Sunday, January 29, 2012

Turning 33

Today I turned 33 and it was such a lovely day. I realized today, that from here on out, my birthdays are going to belong to my boys! They were more excited about it than I was, so I couldn't help but be super excited, too. They couldn't wait to wish me a happy birthday when I woke up in the morning, and then all day long they had special hugs and surprises for me. The presents and meals they planned were orchestrated by Micah, who made sure the boys could follow their plans to throw me the happiest birthday possible. I felt so special to be surrounded by such a loving family.


It feels weird sometimes to be an official adult. Sometimes I still imagine myself as the awkward 17 year old kid I used to be. Thank goodness I am who I am today!
Here's a few thoughts I had today as I was thinking about my adult self, the 33 year old one:

**I am an adult.

**I like being a purely honest person. There was a time in my past when I felt okay exaggerating stories or "finding" things that didn't belong to me, or making excuses for myself. Whatever the situation, I knew when I wasn't being honest and it tugged at my heart. I have made a commitment to myself to always be truthful and honest in life, no matter how big or how little, and it has made a huge difference in my confidence.

**I'm a lot more moody and temperamental than I thought I would be. I think my whole life people told me I was always the happy, positive one who never let anything bother her. Maybe someone should've mentioned that adult people are not the same as young people and they can't be expected to stay the same.

**I still love running. When my feet hit the pavement I feel bliss, pure bliss.

**I hate having a messy house. When my house is cluttered, my whole brain feels cluttered. I spend a lot of time cleaning and organizing, and it makes me happy. Although if you saw my house right now you would think I was lying, so right after I get off this computer, it's tidy up time.

**I feel grounded in the gospel of Jesus Christ. I have learned over the years that you never have to try and "fit in" or label yourself, if you live your life for the Lord. He will lead you, and guide you towards the person you need to be, and that person will be happy. And cool. And fun. And have lots of friends.

**Becoming a wife and mother has been my refiners fire of all fires. Anyone who wishes to become a better person should have kids and be married. They have taught me how to do all the things I sucked at, such as being patient, being tolerant, being compassionate, being understanding...Plus how to communicate effectively, how to problem solve, how to be nice, selfless, and make food that isn't gross. I am so grateful for my family because they have molded me into something better than before.

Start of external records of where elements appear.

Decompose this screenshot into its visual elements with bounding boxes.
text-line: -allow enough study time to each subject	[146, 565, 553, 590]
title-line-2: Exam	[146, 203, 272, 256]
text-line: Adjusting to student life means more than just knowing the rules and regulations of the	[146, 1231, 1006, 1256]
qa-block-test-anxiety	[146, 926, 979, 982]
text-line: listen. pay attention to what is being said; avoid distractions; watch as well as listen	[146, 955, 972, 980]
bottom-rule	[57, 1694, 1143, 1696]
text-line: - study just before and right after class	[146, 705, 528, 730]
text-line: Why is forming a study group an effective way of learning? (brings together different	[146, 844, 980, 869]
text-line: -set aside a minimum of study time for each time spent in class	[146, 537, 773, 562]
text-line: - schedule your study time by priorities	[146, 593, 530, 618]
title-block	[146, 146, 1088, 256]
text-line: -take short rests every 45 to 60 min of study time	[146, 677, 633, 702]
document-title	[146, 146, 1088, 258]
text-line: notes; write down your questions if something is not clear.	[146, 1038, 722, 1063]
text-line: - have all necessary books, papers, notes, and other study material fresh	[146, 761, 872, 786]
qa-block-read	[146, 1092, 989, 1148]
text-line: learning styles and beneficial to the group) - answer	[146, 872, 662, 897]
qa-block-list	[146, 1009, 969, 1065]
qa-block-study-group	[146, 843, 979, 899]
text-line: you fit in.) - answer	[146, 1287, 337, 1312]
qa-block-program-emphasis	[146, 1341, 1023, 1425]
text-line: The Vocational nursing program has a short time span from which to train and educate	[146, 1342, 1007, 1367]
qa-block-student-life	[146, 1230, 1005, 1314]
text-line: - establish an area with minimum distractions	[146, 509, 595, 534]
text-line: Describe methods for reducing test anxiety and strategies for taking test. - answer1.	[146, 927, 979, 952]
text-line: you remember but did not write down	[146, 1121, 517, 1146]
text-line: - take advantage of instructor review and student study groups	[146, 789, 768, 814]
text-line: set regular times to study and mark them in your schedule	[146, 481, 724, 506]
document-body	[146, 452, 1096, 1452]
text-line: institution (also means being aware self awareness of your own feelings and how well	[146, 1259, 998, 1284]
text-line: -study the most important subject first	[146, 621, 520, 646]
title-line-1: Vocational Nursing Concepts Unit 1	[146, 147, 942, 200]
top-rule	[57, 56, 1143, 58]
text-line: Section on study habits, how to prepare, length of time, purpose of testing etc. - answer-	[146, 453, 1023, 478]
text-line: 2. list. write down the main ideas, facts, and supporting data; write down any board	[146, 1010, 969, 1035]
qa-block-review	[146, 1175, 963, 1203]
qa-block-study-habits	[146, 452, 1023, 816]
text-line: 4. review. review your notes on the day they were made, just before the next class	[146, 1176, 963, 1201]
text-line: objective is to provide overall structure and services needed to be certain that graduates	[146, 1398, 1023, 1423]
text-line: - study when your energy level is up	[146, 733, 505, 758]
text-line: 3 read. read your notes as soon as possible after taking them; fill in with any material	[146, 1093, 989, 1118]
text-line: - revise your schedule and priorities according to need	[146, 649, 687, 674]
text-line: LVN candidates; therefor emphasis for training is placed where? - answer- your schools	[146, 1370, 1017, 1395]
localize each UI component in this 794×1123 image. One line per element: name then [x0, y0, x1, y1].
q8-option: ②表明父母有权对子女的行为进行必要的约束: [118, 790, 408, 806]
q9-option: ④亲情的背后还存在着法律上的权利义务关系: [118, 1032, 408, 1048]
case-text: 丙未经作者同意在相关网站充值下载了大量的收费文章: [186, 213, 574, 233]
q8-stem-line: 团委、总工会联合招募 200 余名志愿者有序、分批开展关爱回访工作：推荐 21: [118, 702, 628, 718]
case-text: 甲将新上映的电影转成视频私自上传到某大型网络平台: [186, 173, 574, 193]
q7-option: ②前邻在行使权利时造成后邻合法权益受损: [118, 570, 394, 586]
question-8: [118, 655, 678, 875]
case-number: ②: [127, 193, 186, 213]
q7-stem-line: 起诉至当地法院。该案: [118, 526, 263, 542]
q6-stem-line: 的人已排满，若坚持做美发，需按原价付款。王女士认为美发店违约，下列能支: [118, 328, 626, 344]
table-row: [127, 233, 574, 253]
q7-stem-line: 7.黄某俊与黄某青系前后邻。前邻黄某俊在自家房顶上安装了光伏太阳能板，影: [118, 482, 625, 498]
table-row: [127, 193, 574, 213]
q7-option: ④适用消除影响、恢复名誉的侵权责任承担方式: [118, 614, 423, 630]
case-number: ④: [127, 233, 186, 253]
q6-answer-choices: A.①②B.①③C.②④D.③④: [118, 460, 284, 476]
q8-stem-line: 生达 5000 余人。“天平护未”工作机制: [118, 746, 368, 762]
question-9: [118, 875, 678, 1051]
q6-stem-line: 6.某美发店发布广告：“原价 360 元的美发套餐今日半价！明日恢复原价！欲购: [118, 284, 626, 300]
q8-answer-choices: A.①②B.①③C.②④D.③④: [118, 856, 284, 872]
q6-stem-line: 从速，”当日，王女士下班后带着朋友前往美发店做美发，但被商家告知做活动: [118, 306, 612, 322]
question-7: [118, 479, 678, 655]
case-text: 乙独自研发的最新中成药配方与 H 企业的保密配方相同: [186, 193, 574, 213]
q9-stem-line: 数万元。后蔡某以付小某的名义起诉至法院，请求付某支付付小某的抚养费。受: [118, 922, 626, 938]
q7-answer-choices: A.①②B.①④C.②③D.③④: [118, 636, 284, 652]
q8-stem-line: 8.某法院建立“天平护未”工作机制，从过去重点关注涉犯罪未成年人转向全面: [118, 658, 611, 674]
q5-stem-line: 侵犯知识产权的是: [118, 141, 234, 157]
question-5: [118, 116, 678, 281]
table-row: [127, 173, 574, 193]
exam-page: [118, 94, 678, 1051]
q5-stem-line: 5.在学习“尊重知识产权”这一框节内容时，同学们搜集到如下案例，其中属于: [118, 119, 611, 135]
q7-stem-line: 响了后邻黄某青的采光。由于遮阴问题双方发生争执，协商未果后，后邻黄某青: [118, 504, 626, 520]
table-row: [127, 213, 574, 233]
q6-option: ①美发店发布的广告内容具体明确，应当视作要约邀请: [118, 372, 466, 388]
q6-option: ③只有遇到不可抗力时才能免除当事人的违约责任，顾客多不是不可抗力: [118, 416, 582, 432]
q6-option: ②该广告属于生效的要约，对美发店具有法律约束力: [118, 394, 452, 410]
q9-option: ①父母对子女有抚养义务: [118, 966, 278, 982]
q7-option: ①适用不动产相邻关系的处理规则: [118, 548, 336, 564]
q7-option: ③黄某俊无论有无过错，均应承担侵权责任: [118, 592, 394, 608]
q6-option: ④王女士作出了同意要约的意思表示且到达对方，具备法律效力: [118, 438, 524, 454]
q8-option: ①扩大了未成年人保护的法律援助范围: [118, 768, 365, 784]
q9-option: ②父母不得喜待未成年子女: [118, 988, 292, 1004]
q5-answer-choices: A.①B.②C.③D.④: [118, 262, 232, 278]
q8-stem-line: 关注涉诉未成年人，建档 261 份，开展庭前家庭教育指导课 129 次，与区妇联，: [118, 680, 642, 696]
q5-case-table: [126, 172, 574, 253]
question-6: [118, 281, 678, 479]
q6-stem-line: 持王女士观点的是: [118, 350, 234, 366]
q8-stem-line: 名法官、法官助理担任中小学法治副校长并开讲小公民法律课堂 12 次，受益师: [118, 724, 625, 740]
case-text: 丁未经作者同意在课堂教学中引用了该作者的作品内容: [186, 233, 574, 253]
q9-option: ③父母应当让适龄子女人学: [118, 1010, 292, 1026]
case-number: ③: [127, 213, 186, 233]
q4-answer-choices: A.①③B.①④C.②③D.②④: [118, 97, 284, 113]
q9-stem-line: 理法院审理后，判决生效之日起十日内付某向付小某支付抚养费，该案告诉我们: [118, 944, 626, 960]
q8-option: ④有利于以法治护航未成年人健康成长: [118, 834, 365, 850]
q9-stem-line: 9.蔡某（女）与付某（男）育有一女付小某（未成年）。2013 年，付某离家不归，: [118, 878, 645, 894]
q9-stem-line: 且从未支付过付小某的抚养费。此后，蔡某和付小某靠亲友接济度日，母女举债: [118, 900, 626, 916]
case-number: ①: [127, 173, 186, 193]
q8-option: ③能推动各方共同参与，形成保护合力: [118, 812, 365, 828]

**I have a lot of talents to share that won't be recognized by the world, but will benefit my family and those I serve around me. I will never be rich or famous, and I will probably never make it onto a reality TV show. (darn!) But I know I will always have love around me, and be surrounded by good people.

**I want to write a book someday. I can only type with 2 fingers at a time (yes, I know...embarrassing) and I don't have any time to write a book, but it's a little dream of mine. It's nice to have dreams, even if that's all they are.

**Bananas are still my comfort food. I have to limit myself or we run out too fast around here. Have you had your banana today? MMmmmmmm.

**I am pleased with how my hair turned out. It's kind of long and curly and I'm trying to take good care of it. If you knew me in high school or my young surfing days you would be proud of me because It was burnt and fried and I never brushed it.

**I am happy with who I am at this stage in life, yet always open to changes on my journey. I trust God to take me where I need to go.

** I never want to feel the affects of self-inflicted sorrow. I want to always make good choices in life, so I don't have to make myself or anyone around me sad. I know that sounds weird, but I think it's a real truth to live by. There will be plenty of sadness in life, just by virtue of being mortal and having natural challenges come our way.
I want to do all I can to bring a solid foundation of happiness, goodness, and peace into my life and to those lives I love around me. That's not too hard now is it? Just follow God's commandments, and goodness will follow.

** I am an adult who loves to have fu-u-un. I will always love to laugh and be silly. That's the truth!

1 comment:

arianne said...

Happy birthday! Wish I could be there to throw you a party. And I can't wait to read your book. You are a writer. I can feel it every time you post.